Even if it were plausible, however, Kate’s shtick feels strategic. In the words of Susan Adams, a prominent workplace psychologist for Forbes, she’s the narcissist – the colleague who always talks about their home life (either their relationship or their children) to broker sympathy and moderate expectations about their work flow. Kate does that very well here, always talking herself down so she can express surprise at her achievements. The result is pretty noxious, since it basically involves Kate monetising the very family values that she claims to be protecting. This, Adams suggests, is often the way with this narcissistic typology.
However, the film is most repulsive in its vision of investment banking as a broader field, although this is once again personified by Kate. We’re meant to believe that she got into this sector to protect and promote retirement funds: “I got into investing because I watched my father gamble away every paycheck he ever got.” Without the slightest shred of irony, trading futures here guarantees a future for the little guy, personified in a revolting scene in which Kate and Jack decide to slum it by going tenpin bowling for the night.

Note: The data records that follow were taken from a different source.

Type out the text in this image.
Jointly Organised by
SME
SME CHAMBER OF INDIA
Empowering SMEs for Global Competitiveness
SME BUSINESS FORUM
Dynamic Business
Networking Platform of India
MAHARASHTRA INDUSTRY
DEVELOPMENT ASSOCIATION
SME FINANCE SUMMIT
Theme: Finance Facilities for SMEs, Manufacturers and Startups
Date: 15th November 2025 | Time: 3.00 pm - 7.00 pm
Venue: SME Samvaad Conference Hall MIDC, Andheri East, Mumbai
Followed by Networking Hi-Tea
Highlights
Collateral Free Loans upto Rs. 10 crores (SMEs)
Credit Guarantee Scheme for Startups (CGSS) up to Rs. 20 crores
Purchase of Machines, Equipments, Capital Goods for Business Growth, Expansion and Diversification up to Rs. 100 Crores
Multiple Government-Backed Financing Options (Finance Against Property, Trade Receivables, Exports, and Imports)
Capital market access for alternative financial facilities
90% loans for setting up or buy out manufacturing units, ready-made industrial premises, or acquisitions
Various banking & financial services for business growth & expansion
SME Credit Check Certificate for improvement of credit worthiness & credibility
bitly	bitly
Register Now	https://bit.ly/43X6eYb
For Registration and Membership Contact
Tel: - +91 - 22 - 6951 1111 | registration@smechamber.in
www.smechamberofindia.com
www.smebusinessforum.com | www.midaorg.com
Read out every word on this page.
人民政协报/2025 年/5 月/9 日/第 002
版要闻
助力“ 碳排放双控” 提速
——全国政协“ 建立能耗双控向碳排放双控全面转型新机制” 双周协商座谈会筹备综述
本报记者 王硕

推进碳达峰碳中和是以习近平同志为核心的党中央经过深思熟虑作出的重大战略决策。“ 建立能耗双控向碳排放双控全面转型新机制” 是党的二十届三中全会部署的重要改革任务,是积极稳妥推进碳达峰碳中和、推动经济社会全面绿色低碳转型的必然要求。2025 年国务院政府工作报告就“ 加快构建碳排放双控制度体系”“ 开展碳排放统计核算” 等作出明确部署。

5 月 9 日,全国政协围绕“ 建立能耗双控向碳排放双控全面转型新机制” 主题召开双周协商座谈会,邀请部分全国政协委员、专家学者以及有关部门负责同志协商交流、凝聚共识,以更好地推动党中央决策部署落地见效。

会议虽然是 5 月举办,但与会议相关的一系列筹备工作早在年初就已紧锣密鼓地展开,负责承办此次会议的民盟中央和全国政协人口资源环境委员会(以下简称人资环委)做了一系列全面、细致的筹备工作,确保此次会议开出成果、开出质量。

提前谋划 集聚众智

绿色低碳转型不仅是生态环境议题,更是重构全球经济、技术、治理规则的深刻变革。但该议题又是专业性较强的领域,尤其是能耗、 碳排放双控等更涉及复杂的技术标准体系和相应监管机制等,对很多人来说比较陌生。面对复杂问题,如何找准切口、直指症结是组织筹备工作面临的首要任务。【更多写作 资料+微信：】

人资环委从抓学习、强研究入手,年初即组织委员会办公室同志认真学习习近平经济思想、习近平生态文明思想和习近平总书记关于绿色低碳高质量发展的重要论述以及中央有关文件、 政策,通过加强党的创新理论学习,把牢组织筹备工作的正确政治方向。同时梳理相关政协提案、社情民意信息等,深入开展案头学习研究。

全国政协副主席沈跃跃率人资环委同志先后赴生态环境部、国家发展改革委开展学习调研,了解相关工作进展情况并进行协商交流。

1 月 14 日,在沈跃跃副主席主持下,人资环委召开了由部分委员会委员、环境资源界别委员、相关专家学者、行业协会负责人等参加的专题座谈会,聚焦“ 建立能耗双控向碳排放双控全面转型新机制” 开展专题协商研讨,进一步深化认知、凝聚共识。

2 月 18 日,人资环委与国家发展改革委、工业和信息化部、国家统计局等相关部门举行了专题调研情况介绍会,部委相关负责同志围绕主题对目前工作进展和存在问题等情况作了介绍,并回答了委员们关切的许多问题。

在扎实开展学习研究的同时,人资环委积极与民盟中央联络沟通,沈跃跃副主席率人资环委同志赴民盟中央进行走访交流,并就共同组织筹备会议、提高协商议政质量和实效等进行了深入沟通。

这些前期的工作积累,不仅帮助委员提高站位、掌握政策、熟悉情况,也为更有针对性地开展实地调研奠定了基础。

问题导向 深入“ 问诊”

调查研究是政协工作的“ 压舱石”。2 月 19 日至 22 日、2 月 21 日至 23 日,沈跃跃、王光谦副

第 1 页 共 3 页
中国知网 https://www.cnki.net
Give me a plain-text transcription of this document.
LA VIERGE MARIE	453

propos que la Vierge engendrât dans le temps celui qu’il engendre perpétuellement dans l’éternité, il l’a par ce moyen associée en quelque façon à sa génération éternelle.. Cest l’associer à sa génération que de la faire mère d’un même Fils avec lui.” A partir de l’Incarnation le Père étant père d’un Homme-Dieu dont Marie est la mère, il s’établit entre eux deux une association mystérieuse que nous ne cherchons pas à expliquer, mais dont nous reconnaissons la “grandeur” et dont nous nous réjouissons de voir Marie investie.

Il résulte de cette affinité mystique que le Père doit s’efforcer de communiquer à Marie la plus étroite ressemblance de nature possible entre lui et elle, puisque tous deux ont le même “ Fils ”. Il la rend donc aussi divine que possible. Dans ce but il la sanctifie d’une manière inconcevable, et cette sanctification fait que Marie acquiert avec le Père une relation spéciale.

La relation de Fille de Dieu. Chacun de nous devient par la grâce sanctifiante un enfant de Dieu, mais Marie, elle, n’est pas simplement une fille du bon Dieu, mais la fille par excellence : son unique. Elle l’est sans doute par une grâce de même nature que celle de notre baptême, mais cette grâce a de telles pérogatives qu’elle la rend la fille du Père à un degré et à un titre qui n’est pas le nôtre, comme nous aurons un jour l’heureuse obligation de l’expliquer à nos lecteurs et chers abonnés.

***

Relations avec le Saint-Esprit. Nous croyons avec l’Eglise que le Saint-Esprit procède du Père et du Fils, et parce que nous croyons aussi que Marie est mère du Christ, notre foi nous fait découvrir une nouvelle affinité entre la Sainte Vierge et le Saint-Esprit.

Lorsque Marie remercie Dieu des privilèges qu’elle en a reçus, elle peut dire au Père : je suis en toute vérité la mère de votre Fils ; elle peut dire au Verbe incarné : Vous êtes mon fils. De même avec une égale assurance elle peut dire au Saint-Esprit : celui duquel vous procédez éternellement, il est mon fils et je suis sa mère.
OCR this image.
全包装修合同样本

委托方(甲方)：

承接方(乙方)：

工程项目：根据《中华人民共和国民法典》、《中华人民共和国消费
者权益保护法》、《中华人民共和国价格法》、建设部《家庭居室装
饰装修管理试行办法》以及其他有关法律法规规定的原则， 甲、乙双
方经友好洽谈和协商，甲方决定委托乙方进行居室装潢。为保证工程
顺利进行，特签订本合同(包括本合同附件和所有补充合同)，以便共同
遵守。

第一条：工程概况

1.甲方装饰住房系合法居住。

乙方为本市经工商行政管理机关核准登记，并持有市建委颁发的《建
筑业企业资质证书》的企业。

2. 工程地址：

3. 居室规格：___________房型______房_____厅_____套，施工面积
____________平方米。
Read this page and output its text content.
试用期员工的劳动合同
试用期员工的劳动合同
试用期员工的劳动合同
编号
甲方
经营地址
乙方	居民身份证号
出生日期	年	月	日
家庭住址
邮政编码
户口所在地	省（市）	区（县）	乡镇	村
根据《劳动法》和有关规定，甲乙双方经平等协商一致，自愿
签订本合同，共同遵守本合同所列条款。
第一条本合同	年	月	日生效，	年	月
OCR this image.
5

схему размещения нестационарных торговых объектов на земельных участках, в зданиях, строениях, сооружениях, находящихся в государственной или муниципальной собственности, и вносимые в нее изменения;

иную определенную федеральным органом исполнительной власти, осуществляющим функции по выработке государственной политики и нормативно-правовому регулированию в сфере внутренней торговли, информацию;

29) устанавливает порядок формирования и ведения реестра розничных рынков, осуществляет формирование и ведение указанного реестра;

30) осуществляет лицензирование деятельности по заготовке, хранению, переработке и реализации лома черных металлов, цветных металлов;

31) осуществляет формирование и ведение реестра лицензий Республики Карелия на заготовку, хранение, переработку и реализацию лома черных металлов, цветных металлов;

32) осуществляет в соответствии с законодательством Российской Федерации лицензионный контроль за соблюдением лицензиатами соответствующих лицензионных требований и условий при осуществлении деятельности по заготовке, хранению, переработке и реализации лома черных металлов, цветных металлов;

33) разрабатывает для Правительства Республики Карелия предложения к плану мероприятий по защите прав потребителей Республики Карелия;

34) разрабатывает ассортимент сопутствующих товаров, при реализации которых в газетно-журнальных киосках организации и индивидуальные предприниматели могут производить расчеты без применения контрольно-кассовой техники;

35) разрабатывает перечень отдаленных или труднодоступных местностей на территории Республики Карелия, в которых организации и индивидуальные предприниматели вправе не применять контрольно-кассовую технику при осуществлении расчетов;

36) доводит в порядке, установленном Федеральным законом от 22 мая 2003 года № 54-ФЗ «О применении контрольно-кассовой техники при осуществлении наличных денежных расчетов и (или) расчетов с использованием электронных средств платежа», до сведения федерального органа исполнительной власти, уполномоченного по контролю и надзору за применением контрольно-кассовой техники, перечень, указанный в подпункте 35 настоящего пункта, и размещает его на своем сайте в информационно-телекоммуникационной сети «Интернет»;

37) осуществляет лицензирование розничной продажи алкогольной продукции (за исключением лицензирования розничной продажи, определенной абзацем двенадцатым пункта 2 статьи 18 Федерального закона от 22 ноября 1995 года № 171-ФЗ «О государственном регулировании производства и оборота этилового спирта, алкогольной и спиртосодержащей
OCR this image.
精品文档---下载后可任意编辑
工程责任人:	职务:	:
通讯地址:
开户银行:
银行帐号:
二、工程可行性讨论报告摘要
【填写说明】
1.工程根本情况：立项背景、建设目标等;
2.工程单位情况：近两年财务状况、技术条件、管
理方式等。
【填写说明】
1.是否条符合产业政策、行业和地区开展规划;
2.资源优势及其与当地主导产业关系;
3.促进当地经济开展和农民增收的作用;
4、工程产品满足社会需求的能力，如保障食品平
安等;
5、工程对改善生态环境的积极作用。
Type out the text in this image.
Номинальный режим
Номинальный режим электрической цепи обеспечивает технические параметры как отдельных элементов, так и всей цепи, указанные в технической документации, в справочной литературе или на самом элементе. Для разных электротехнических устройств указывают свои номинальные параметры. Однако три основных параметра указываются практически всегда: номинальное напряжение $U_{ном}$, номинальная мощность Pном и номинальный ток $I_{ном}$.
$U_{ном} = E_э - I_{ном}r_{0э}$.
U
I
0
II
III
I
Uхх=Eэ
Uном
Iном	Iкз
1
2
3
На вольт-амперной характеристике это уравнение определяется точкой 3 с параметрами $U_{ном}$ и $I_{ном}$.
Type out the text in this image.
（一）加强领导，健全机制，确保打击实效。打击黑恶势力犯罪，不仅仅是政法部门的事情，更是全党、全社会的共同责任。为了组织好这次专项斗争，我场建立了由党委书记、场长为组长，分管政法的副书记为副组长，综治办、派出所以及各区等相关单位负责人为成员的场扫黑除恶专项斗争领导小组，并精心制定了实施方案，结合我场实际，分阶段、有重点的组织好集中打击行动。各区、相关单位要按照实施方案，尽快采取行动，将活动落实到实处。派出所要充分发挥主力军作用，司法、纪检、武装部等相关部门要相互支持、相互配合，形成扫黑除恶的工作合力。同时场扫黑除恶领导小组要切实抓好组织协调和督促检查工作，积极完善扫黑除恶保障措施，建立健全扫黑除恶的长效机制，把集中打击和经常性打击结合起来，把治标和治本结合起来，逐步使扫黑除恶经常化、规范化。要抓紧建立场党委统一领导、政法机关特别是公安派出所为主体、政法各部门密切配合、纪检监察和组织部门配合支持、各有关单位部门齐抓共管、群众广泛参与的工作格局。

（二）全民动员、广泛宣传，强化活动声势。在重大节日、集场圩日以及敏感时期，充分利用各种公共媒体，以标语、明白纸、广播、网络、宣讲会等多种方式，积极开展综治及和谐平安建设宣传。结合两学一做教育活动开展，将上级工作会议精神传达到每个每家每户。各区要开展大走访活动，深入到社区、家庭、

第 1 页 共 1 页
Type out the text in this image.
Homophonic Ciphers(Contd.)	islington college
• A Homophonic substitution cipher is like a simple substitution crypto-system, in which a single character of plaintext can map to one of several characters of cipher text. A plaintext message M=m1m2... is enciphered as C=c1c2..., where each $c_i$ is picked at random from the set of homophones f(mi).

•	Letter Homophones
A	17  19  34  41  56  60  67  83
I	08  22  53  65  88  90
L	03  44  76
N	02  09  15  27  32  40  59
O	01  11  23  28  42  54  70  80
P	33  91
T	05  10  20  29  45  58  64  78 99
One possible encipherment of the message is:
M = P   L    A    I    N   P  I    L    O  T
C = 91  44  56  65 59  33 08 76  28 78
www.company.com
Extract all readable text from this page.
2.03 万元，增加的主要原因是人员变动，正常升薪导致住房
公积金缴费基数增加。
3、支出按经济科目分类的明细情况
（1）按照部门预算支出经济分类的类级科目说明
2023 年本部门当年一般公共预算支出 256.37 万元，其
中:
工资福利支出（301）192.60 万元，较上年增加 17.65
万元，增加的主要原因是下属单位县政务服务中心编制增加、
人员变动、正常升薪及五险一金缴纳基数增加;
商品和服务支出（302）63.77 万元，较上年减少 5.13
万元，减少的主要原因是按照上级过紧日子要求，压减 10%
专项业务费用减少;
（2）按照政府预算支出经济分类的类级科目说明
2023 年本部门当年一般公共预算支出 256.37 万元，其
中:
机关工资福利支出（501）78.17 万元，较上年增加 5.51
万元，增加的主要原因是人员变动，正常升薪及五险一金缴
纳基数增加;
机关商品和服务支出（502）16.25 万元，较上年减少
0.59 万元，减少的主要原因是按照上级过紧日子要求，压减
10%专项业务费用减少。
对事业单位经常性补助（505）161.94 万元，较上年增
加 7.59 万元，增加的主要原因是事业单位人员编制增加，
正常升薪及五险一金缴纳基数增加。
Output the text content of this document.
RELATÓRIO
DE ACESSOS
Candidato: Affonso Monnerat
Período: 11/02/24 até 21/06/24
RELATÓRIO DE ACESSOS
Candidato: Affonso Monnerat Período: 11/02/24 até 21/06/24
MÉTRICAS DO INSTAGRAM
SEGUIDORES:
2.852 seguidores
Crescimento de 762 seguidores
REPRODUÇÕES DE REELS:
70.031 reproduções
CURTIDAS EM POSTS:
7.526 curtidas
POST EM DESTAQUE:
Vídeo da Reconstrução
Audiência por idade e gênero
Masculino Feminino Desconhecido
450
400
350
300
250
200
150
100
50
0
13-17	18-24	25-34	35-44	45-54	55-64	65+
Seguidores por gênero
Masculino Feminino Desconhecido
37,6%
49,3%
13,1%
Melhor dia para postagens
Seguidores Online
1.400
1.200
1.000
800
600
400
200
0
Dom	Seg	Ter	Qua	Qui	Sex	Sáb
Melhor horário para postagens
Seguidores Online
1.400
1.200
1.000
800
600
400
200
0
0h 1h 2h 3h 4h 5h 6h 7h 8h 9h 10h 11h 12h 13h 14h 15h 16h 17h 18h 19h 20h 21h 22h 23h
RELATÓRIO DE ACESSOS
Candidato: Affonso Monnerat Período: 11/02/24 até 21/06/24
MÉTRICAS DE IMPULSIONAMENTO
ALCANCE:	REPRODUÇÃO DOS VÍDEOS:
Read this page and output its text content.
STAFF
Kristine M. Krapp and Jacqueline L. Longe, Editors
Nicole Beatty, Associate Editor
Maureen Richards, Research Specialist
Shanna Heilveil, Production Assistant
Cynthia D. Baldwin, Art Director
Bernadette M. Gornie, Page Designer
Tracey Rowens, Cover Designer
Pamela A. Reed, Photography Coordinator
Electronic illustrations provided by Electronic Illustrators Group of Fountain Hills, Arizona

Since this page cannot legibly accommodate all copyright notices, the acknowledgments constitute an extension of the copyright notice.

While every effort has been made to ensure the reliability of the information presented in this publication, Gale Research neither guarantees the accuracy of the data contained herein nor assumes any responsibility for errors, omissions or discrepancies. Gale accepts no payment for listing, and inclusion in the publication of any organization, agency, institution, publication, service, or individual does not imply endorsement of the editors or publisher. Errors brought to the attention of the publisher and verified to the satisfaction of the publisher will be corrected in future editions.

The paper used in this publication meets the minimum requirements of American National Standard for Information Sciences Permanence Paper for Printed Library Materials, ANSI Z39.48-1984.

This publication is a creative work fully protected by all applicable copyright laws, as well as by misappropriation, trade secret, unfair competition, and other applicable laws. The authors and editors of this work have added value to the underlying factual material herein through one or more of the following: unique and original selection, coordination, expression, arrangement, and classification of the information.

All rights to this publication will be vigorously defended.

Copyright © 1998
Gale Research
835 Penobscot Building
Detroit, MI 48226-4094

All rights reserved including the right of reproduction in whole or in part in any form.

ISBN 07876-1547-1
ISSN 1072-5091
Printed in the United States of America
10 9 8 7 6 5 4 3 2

When they join a local team, a bowler assures them that “if you win this for us, we’ll forgive you for being a banker.”

In other words, this is the kind of film that simply didn’t land after the GFC, in the same way a certain kind of celebrity affectation would never be the same again after the COVID-19 pandemic – and after the infamous “Imagine” video. Even five years earlier it might have been politely tolerated, but at this precise moment in time it was totally reviled – and for good reason. In the end, Kate simply wants an ultra-wealthy family without having to genuinely work for it, or work proportionately for it – and that’s the Carrie princess fantasy in a nutshell.
I suppose you could say that the film is aspirational at heart – that it offers working mothers the fantasy of seeing their very real struggles writ large in a safe space of obscene capital. The problem, though, is that even at this level there’s no real tension in the film. After all, Kate and Richard only have to share domestic duties for a couple of months (a couple of weeks really) before her deal with Jack comes through. And, when it’s done, it’s done – Kate is promoted to a level of seniority in the investment firm that means she no longer has to worry about her work-life balance any more. For all she’s supposedly hanging on by the skin of her teeth, in reality she has an entire infrastructure supporting her – including the entire film itself, which was released at precisely the least flattering moment for its bizarre blind spots.